The second one-way valve is arranged on the first oil path.

7. The active-passive hydraulic control system according to any one of claims 1 to 5, wherein the oil intake passage and the oil return passage communicate through a fifth oil passage.

8. The active-passive hydraulic control system according to any one of claims 1 to 5, wherein the return oil circuit is provided with a solenoid valve.

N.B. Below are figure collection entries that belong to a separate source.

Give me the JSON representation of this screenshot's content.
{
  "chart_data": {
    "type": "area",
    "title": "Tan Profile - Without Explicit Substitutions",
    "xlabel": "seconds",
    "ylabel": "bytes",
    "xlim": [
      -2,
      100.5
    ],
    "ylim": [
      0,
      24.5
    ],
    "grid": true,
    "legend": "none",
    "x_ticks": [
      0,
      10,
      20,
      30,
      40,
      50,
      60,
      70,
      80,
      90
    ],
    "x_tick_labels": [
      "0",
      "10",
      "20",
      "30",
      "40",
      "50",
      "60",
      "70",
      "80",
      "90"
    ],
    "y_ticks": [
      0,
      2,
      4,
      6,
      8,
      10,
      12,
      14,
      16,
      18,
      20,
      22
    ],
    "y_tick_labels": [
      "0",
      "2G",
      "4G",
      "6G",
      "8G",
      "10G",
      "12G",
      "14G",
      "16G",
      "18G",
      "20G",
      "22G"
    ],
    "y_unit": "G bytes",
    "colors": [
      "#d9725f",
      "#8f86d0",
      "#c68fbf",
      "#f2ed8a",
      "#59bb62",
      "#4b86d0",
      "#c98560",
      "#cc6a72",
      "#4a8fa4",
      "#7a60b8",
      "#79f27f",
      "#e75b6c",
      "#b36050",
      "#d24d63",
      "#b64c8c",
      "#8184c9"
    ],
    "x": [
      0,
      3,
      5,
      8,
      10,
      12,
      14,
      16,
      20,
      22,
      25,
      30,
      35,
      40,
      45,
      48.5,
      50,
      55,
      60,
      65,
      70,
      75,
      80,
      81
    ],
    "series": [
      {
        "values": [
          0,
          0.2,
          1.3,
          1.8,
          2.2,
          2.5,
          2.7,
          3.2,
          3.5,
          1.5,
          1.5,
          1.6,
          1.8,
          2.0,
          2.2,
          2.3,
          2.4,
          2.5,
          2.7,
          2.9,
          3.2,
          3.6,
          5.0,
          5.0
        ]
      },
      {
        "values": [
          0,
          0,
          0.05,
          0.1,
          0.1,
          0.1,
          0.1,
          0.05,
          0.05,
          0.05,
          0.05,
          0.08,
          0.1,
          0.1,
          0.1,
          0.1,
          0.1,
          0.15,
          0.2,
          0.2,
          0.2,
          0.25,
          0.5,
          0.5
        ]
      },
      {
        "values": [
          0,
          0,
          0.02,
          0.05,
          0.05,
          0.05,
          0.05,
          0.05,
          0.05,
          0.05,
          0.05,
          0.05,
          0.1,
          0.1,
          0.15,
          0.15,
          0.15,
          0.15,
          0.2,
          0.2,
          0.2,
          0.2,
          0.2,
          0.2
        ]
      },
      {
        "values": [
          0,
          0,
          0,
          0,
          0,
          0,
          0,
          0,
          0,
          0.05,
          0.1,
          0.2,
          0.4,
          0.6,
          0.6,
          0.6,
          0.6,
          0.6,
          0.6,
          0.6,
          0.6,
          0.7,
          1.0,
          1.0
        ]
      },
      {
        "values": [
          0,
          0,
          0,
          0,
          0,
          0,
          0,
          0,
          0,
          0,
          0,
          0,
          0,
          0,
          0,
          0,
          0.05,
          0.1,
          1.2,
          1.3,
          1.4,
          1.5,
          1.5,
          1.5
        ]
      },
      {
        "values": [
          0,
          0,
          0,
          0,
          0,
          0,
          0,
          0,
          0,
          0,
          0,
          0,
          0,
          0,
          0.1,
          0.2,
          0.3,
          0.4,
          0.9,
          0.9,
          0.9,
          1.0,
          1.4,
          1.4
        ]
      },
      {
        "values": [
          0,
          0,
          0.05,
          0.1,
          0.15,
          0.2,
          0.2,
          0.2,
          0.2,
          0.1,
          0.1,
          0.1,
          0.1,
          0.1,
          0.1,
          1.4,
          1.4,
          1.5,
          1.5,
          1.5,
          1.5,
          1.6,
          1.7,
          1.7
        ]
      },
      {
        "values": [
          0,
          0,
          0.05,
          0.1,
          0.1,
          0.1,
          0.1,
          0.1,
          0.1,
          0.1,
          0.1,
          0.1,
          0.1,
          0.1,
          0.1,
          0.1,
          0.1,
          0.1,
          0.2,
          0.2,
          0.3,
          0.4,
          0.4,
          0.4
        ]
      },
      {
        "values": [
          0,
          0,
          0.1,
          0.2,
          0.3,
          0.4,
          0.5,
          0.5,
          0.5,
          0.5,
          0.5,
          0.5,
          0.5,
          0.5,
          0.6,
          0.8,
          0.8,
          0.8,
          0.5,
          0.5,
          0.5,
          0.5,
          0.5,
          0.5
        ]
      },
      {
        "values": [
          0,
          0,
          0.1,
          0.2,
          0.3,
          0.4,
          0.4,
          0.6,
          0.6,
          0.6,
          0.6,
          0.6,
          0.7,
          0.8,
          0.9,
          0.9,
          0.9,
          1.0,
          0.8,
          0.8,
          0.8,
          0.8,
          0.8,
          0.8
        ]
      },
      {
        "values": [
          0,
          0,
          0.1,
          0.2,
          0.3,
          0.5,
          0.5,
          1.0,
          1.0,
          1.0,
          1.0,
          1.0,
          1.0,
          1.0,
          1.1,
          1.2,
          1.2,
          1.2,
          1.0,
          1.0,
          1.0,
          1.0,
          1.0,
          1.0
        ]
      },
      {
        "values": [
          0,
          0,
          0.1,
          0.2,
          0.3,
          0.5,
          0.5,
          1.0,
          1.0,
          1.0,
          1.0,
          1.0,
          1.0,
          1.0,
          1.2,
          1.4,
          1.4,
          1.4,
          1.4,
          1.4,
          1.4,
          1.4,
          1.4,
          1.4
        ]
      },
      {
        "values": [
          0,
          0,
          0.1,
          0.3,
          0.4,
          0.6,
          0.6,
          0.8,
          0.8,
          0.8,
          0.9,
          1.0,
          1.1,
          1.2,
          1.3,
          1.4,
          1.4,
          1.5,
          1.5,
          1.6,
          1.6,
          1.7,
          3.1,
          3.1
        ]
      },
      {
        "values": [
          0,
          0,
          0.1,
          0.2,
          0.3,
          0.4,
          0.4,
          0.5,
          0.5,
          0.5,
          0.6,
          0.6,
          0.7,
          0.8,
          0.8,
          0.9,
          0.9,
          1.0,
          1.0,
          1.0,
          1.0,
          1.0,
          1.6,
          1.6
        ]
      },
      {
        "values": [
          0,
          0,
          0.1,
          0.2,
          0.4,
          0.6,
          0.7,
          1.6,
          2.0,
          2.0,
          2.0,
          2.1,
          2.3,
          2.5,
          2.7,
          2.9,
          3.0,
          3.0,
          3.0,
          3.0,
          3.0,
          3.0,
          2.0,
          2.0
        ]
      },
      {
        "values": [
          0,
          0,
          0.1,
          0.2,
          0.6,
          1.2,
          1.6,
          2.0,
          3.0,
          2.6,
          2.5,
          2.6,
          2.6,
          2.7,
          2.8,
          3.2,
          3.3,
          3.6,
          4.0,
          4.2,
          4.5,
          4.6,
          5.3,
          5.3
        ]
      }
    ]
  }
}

9. The active-passive hydraulic control system according to any one of claims 1 to 5, wherein the oil intake passage and the oil return passage are provided with relief valves.

10. A dome casting system comprising a casting pipe and the hydraulic control system of any one of claims 1 to 9;

The pouring pipe is connected to the trolley template in a sliding mode, a first end of an oil cylinder in the hydraulic control system is connected with the pouring pipe, and a second end of the oil cylinder in the hydraulic control system is connected with the trolley template.